I watched that TV show Adolescence recently, and it really stood out to me. It got people talking about boys, violence, and the education system. I think education is the heart of everything. That’s where all the young minds go. That’s where we can change things. I loved reading the debates about it online – especially the ones questioning why we didn’t hear more about the murdered girl’s story. But that wasn’t the point. She represented something bigger – all the girls who’ve been lost. The show was about everything around her, the build-up, the culture. It showed what so many British schools are really like. And that’s what good storytelling does – it opens things up in ways facts can’t always do.

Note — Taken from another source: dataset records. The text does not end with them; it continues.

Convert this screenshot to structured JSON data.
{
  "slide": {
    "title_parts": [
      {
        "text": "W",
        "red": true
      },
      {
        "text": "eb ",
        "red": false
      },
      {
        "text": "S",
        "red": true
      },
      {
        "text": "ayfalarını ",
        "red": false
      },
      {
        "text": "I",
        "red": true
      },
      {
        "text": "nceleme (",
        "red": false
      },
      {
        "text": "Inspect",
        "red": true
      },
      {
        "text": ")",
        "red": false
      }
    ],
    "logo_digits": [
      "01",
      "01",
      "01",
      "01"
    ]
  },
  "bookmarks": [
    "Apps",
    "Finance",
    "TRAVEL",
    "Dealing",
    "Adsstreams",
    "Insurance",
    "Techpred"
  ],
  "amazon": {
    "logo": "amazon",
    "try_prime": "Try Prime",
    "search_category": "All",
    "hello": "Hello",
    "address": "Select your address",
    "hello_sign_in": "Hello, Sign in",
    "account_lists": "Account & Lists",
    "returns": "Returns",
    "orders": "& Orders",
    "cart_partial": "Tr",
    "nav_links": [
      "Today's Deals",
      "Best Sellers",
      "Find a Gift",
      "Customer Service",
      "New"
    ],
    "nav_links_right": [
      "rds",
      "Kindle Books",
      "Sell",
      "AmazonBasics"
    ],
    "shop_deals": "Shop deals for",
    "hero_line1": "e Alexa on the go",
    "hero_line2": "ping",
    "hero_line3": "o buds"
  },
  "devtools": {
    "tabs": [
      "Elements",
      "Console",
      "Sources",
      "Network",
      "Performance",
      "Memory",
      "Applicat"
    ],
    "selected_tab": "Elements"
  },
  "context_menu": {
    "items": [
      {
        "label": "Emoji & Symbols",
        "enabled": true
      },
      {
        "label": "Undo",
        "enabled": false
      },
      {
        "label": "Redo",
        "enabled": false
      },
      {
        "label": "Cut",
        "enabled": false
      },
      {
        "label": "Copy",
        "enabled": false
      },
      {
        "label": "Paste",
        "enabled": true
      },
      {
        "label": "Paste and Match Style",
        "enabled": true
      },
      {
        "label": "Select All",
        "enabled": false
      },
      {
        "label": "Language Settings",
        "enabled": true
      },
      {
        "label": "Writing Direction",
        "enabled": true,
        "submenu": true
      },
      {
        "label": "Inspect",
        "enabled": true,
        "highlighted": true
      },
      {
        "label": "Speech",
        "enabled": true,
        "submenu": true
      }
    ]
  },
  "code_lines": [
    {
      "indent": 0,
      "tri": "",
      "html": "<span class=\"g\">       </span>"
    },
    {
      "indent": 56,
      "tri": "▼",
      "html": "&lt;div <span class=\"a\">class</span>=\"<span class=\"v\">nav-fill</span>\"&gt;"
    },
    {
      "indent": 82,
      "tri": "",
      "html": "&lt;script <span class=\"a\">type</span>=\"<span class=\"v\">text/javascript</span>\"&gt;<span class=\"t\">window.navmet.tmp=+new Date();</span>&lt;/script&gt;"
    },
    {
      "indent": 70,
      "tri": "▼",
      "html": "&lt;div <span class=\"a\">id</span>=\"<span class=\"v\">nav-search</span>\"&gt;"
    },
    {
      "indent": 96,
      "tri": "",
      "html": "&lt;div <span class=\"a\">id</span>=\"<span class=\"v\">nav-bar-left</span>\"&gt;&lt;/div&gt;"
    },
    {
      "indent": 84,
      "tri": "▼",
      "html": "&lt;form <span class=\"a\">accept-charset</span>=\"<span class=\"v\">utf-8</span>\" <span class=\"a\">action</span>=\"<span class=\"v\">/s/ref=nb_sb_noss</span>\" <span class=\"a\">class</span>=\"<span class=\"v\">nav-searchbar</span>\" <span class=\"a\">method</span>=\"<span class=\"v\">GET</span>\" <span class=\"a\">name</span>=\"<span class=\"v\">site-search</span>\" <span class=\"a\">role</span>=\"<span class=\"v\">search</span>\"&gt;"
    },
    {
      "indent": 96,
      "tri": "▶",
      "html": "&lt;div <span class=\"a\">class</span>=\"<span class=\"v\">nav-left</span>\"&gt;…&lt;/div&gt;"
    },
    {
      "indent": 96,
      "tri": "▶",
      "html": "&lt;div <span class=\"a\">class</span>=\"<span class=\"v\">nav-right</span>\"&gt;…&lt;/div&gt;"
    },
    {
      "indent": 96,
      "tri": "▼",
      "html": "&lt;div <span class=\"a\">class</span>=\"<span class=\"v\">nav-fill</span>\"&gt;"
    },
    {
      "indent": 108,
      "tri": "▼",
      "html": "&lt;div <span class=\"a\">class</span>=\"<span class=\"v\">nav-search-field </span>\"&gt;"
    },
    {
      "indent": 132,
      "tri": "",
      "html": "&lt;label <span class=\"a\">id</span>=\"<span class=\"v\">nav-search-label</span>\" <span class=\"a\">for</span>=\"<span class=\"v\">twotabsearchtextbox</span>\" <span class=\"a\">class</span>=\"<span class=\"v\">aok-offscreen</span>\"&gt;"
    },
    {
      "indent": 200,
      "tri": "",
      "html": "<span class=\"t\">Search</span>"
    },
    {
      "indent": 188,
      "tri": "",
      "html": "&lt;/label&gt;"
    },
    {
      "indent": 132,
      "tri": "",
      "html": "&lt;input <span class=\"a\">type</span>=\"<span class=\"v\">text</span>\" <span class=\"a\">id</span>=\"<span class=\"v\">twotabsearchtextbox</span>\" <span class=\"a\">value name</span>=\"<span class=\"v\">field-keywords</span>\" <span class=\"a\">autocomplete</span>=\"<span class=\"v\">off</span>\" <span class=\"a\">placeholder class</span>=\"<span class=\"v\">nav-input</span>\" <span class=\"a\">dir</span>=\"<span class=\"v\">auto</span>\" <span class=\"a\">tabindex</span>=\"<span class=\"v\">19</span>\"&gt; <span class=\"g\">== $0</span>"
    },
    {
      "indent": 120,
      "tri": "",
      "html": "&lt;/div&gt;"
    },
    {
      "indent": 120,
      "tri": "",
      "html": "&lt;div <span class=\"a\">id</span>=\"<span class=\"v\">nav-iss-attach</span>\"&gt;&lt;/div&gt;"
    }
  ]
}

I saw the same thing with Labour by Paris Paloma. Seeing her perform it live and the whole crowd joining in – it’s become an anthem. That kind of thing is so powerful. I love it when artists use their platform to speak up. I don’t know if I’d ever write a direct song about world events – it’s not necessarily where I shine – but I do think it matters what you say once someone’s listening.


That’s kind of how I see it. I’d rather write something that connects with someone emotionally – something they gravitate towards – and then use that connection to talk about what I care about. Like, if someone hears me speak about equality or kindness and thinks, “Oh yeah, I like her, I’ll listen to that,” then that’s enough. That feels more natural to me than trying to cram everything into the song itself.


I got into music because I love it. It’s therapy, really. But every year, being an artist seems to come with more expectations. Now you have to post videos, perform, speak up, have a voice, have opinions. I’m not a natural performer. I don’t like being seen, if I’m honest. But I love the work. I love writing songs. And I wouldn’t turn this job down for anything.


Having a platform means people listen to you – sometimes. And if something bad is happening, and you can use your voice to help, then you should. I’m not trying to be a spokesperson for anything. I just want things to get better. If someone connects with a song, and then hears me speak about something I care about, and thinks a little differently because of that – then I feel like I’ve done something worthwhile.


As told to Charlotte Owen-Burge in March 2025. This conversation was edited & condensed for clarity.